Configurability also helps address changing requirements. For example, if a new customer requires the product to be labeled in a unique way, the software can adjust the workflow accordingly and have the function operational in a few hours rather than weeks or months.
In this way, supply chain management tools can mitigate the pressures of managing a demand-driven business. "It's important to understand that not all demand is created equal," Bursa says. "Some customers take priority over others." The visibility afforded by these tools can lead to better management of those varying priorities. And when a company can isolate influences that affect demand, its ability to respond quickly is greatly enhanced.
Future Tools
To move supply chain management to the next level, SCE solutions providers are adding or enhancing performance management and optimization tools. For enterprises in which embedded business rules can present potential solutions, automated solutions are increasingly available.
Logility, for instance, is building in performance management capabilities -- typically the number one reason manufacturers upgrade systems, according to Bursa. In fact, she says, "Aberdeen Research indicates performance management can help lower inventory costs by 15% to 20% and reduce expediting requirements by 50% or more."

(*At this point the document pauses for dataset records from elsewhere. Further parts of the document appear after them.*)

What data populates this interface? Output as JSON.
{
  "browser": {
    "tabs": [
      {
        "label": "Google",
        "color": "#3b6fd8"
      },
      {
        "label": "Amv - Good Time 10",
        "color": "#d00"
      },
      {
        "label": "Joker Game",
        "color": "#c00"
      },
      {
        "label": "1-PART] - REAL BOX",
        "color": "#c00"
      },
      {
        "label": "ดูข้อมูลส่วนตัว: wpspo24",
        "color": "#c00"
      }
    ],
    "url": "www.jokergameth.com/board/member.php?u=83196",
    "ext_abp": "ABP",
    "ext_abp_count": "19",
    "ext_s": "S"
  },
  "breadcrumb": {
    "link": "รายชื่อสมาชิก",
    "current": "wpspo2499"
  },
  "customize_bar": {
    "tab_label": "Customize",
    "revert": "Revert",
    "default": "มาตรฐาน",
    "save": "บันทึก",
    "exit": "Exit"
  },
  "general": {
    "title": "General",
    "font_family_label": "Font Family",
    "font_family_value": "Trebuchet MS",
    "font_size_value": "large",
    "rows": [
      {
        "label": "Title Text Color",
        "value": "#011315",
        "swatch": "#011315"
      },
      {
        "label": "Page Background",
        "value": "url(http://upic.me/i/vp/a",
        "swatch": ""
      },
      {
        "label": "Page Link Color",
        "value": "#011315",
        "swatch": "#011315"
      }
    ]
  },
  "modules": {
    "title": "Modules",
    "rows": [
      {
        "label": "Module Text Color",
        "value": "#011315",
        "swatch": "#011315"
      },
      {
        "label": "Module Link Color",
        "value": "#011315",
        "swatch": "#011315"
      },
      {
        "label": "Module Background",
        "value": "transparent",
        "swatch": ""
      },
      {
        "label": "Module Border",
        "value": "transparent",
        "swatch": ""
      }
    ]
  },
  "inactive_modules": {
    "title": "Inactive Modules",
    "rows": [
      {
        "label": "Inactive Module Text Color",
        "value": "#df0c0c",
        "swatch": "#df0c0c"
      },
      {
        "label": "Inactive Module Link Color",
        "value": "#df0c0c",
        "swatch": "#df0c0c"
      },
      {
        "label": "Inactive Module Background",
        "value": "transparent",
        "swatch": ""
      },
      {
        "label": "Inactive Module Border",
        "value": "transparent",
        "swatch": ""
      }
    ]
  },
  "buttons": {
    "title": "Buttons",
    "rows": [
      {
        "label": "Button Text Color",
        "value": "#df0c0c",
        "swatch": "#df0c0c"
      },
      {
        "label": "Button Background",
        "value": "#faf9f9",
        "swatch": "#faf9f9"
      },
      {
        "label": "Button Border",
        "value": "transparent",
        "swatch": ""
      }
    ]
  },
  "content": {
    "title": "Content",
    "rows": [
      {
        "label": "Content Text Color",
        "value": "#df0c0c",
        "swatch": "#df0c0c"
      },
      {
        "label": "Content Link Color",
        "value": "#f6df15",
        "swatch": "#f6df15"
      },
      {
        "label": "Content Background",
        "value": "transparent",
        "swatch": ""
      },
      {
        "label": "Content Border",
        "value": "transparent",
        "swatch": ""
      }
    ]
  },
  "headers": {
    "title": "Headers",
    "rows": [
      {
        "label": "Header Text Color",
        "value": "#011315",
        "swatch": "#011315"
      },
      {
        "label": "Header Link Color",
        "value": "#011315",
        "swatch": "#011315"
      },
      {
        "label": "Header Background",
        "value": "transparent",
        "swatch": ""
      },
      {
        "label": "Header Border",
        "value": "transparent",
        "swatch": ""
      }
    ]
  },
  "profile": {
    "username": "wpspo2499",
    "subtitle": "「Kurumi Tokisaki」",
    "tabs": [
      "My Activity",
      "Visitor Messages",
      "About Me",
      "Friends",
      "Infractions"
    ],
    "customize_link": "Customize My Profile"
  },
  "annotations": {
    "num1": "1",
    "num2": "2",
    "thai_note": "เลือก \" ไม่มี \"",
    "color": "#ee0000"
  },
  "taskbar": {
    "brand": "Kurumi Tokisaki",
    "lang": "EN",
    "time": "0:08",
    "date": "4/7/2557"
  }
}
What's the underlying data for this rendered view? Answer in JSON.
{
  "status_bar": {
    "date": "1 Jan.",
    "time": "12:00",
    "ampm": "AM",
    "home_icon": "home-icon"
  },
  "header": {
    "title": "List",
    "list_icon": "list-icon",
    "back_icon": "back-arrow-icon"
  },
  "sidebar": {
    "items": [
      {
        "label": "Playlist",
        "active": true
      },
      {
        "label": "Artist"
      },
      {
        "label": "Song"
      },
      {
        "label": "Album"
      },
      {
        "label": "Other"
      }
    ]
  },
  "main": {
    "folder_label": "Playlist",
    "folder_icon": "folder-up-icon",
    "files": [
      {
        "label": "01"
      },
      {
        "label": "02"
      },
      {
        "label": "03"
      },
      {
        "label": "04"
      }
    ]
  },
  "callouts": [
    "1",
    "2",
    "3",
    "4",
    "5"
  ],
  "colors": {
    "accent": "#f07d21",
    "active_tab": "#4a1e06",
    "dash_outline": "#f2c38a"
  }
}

"It's not enough to receive an alert," she explains. "We want to accelerate resolution of the issue." This means linking manufacturing planning, transportation planning, and demand planning to provide the information needed to evaluate the options available to solve a problem.
One company already relying on performance management is A.O. Smith Water Products Co. (Ashland City, TN). In a phased effort, the 69-year-old manufacturer of water heaters and related components first focused on demand planning and is now moving on to supply and transportation management.

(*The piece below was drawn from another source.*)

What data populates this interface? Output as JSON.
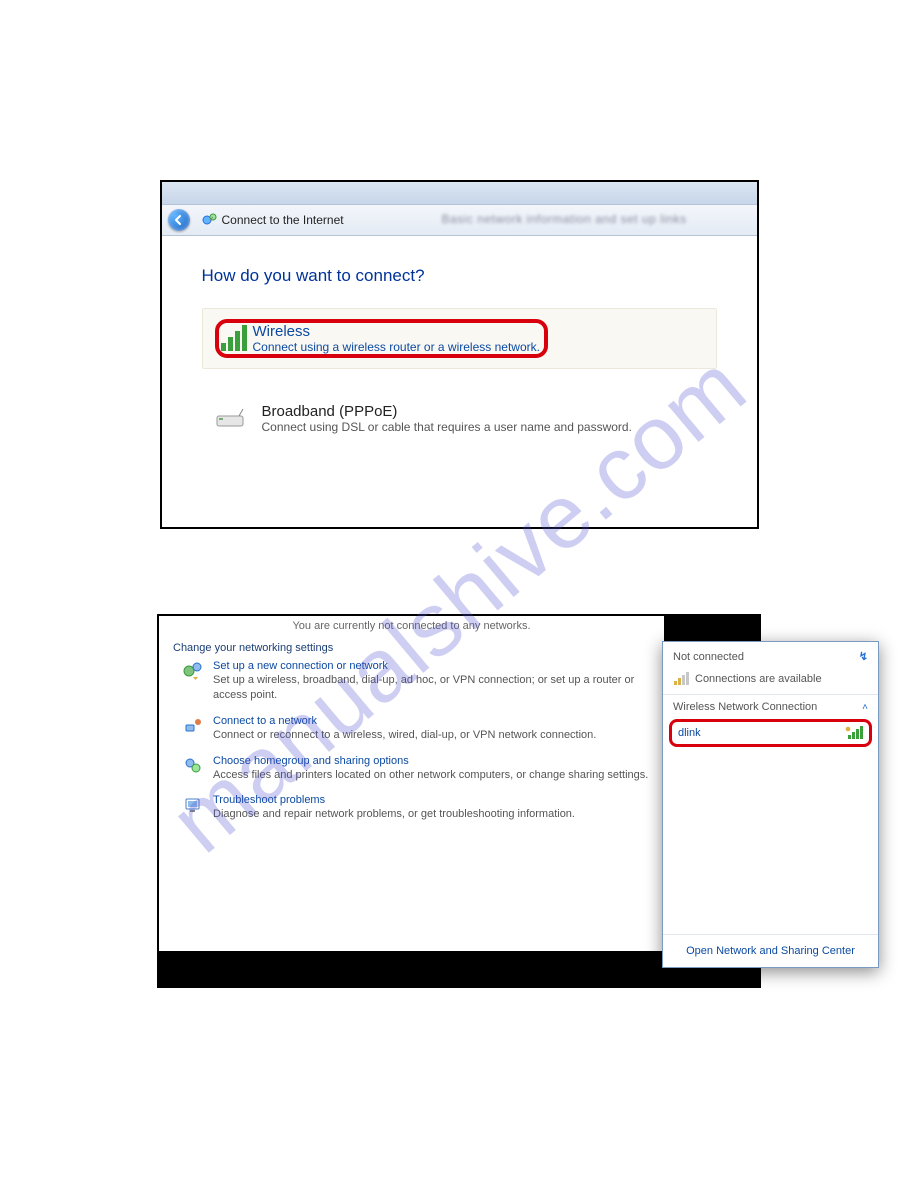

"Customers' expectations are increasing. Management's expectations are increasing," explains James G. Hutzel, CPIM, director, logistics and distribution at A.O. Smith.
"The next step is optimizing," says Clark of Provia. "With optimization solutions, supervisors and managers can determine what action is most efficient," he explains. In addition, manufacturers can balance numerous factors such as labor, shipping costs, inventory, and customer requirements. For example, to meet a spike in demand, it might be more efficient to spread order fulfillment over more than one day and expedite shipping on some orders rather than paying overtime to ship everything the same day via standard service.
"Optimal doesn't always mean fastest," Clark notes.
Provia recently added optimization and labor management modules to its ViaWare software. The next step will be to offer service-oriented architecture solutions so information is more accessible both within and outside the four walls.
RedPrairie development efforts also are focused on optimization, particularly as it relates to inventory. With real-time knowledge of where inventory is at any given moment, the system can identify the best warehouse to fill an order. Moving forward, this capability can be extended so that fulfillment of large purchase orders can be distributed across multiple sites.
Also on the horizon is the ability to gauge available-to-promise inventory to ensure that levels will be sufficient to meet imminent ship dates. "This optimization functionality provides reasonable value to customers via lower inventory levels, decreased freight costs, and improved order fulfillment metrics," says RedPrairie's Konzenski.
And that, as manufacturers well know, can make a world of difference -- on the production line and on the bottom line.